In my determination to prove to myself that this cancer thing would not get me down I made a decision to live my life as close to normal as I could. Thus, a lot of offers of help were turned down and I made it a point to be as active as I could. In so doing, I started to feel my normal self again.
However, every now and then little things would happen which would remind me that things were not all good: whether it would be from looks of pity thrown my way or just bashing my port. But I would just brush these events off and pick myself up and start all over again. Yesterday however I fell hard and found it very difficult get up.

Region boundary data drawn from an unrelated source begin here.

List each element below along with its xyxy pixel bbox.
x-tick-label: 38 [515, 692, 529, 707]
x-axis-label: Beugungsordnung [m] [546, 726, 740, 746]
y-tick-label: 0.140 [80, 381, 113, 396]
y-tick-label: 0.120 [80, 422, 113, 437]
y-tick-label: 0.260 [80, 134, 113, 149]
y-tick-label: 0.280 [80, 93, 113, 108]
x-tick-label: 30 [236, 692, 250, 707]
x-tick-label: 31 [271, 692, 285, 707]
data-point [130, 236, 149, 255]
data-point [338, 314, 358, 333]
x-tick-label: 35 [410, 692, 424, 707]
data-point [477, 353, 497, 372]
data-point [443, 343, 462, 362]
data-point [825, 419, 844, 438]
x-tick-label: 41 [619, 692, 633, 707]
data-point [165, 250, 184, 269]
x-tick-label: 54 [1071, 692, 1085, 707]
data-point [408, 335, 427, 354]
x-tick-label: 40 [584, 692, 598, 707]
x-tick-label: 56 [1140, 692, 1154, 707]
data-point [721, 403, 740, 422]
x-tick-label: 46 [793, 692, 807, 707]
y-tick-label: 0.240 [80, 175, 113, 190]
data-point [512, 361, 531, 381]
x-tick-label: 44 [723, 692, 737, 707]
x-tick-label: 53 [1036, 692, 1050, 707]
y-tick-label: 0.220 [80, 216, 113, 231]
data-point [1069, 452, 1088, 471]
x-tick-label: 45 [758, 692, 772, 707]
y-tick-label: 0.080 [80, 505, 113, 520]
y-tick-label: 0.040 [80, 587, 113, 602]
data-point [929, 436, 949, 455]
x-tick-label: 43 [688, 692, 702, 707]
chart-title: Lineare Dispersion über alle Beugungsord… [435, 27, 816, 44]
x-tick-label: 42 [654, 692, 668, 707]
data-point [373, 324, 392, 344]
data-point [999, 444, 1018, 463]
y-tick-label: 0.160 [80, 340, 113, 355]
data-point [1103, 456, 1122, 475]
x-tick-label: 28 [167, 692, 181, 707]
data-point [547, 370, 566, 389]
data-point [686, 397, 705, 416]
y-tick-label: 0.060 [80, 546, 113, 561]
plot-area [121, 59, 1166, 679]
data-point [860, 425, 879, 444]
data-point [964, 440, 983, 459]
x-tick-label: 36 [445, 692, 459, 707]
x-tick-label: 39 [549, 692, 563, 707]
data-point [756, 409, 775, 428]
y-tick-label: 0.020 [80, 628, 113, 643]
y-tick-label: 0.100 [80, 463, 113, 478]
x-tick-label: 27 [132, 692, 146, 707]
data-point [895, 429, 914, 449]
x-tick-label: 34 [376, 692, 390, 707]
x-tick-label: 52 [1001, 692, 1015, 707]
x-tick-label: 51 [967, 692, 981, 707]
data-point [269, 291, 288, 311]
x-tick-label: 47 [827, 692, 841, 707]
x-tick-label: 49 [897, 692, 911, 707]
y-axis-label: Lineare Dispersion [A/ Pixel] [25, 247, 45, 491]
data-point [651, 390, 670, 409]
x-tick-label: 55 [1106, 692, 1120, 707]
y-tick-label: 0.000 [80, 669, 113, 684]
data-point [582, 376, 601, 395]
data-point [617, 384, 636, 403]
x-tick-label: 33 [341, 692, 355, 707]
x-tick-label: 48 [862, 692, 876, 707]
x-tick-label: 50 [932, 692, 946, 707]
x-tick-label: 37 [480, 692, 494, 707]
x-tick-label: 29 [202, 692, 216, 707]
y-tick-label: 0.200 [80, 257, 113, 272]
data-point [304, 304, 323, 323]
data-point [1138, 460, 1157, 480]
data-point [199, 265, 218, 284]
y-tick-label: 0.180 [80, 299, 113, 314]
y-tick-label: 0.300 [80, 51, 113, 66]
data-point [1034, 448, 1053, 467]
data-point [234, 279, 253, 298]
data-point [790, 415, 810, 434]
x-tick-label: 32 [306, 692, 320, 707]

It started off with a full day at a self-defence class. I thoroughly enjoyed the class as it made me feel strong and empowered; however, I started to flag by the afternoon session. I soldiered on, but I found myself so tired that I started to lose concentration. I ended leaving the class nearly an hour early and so frustrated at my inability to finish it. I cycled home (yes I know, how silly, but I had cycled to the venue) and immediately hit the shower. Where my hair fell in droves. I thought I was prepared for this, but seeing my hair all over the bath was terribly distressing. Poor LH had to deal with the flood of tears and the self-pity that this brought on - how do you deal with a woman who feels weak and ugly?

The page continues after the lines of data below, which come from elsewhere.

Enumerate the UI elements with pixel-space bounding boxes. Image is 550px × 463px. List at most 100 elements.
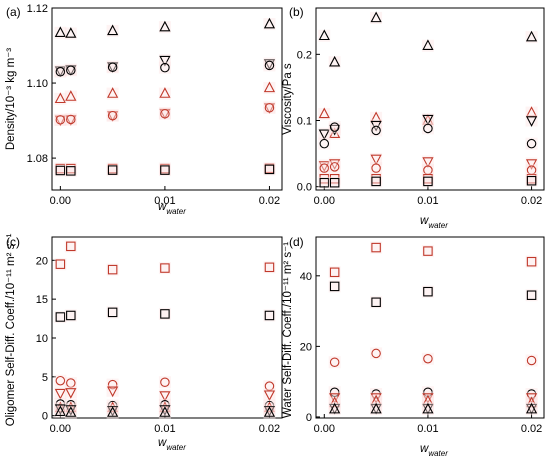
point-highlight [64, 309, 77, 322]
panel-a-marks [54, 17, 276, 177]
data-point-triangle-up-red [329, 396, 341, 408]
data-point-triangle-up-black [422, 39, 434, 50]
data-point-square-red [160, 263, 170, 273]
point-highlight [421, 245, 434, 258]
point-highlight [525, 174, 538, 187]
point-highlight [64, 162, 77, 175]
data-point-triangle-up-black [370, 402, 382, 414]
x-tick-label: 0.02 [259, 195, 280, 207]
point-highlight [421, 113, 434, 126]
point-highlight [263, 81, 276, 94]
point-highlight [370, 111, 383, 124]
data-point-triangle-up-red [329, 127, 341, 138]
data-point-square-red [55, 259, 66, 269]
point-highlight [54, 113, 67, 126]
data-point-triangle-up-black [370, 11, 382, 23]
point-highlight [318, 159, 331, 172]
panel-d-frame [315, 236, 545, 419]
point-highlight [158, 307, 171, 320]
x-tick-label: 0.01 [154, 423, 175, 435]
panel-a-label: (a) [6, 5, 21, 19]
point-highlight [370, 172, 383, 185]
data-point-triangle-up-black [65, 406, 77, 417]
point-highlight [421, 175, 434, 188]
point-highlight [421, 114, 434, 127]
point-highlight [106, 60, 119, 73]
point-highlight [318, 29, 331, 42]
point-highlight [370, 119, 383, 132]
x-tick-label: 0.02 [259, 423, 280, 435]
data-point-circle-black [160, 400, 170, 410]
x-tick-label: 0.02 [521, 423, 542, 435]
panel-b-label: (b) [289, 5, 304, 19]
point-highlight [318, 127, 331, 140]
point-highlight [370, 11, 383, 24]
data-point-triangle-up-black [107, 24, 119, 36]
point-highlight [525, 106, 538, 119]
data-point-circle-black [107, 62, 118, 73]
data-point-circle-red [107, 110, 118, 121]
y-tick-label: 20 [36, 255, 48, 267]
data-point-square-black [423, 176, 433, 187]
point-highlight [54, 401, 67, 414]
data-point-circle-red [160, 377, 170, 388]
data-point-circle-black [160, 62, 170, 73]
point-highlight [54, 65, 67, 78]
point-highlight [328, 402, 341, 415]
panel-b: (b) Viscosity/Pa s wwater 0.00 0.01 0.020.… [282, 5, 545, 230]
x-tick-label: 0.01 [154, 195, 175, 207]
point-highlight [106, 406, 119, 419]
data-point-circle-red [264, 381, 275, 391]
data-point-triangle-up-black [263, 406, 276, 417]
data-point-triangle-down-red [422, 393, 434, 404]
point-highlight [106, 164, 119, 177]
data-point-square-black [107, 307, 118, 318]
data-point-circle-red [55, 375, 66, 386]
point-highlight [54, 402, 67, 415]
point-highlight [54, 398, 67, 411]
x-tick-label: 0.00 [314, 423, 335, 435]
data-point-circle-red [319, 163, 330, 173]
data-point-circle-black [371, 125, 381, 136]
data-point-triangle-up-red [263, 81, 276, 93]
data-point-triangle-down-red [525, 159, 538, 170]
data-point-square-black [526, 290, 537, 300]
data-point-triangle-up-red [65, 90, 77, 101]
x-tick-label: 0.00 [50, 195, 71, 207]
y-tick-label: 40 [300, 271, 312, 283]
panel-a-frame [51, 7, 283, 191]
data-point-triangle-down-red [107, 386, 119, 398]
data-point-triangle-down-red [422, 157, 434, 168]
data-point-triangle-down-black [422, 114, 434, 126]
data-point-triangle-up-red [159, 401, 171, 413]
x-tick-label: 0.00 [314, 195, 335, 207]
y-tick-label: 0 [306, 412, 312, 424]
data-point-triangle-up-red [107, 401, 119, 413]
data-point-square-black [55, 165, 66, 176]
point-highlight [158, 406, 171, 419]
point-highlight [421, 285, 434, 298]
panel-a: (a) Density/10⁻³ kg m⁻³ wwater 0.00 0.01 0… [5, 3, 283, 216]
data-point-square-black [264, 164, 275, 175]
data-point-square-red [526, 256, 537, 267]
point-highlight [263, 309, 276, 322]
data-point-circle-red [526, 355, 537, 366]
data-point-triangle-up-black [263, 17, 276, 29]
point-highlight [54, 162, 67, 175]
data-point-square-black [66, 166, 76, 176]
panel-a-xlabel: wwater [158, 201, 186, 216]
point-highlight [421, 155, 434, 168]
panel-d-ylabel: Water Self-Diff. Coeff./10⁻¹¹ m² s⁻¹ [282, 242, 294, 418]
data-point-triangle-down-red [329, 393, 341, 404]
point-highlight [158, 54, 171, 67]
data-point-triangle-up-black [159, 20, 171, 32]
panel-a-ylabel: Density/10⁻³ kg m⁻³ [5, 48, 17, 150]
data-point-circle-red [371, 163, 381, 173]
y-tick-label: 0.0 [297, 182, 312, 194]
x-tick-label: 0.00 [50, 423, 71, 435]
panel-b-marks [318, 11, 538, 189]
data-point-triangle-down-red [370, 393, 382, 404]
y-tick-label: 1.12 [27, 3, 48, 15]
point-highlight [525, 403, 538, 416]
point-highlight [158, 389, 171, 402]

The problem is that I was determined to prove to myself that this evil affliction would not change me - and in my determination, I overdid it with exercise and activity. I found myself exhausted. And although I talked and joked about my hair falling out, I secretly hoped that I would be spared. But I am weaker as a result of the drugs coursing through my body. And why should I be spared the trauma of hair loss? I need to accept that chemotherapy has unfortunate side effects because until I do so, it will always be a fight between myself and the cancer treatment which I will lose. But only for now. Because at the end of it all, I may find myself bald and weak, but I will be the ultimate winner.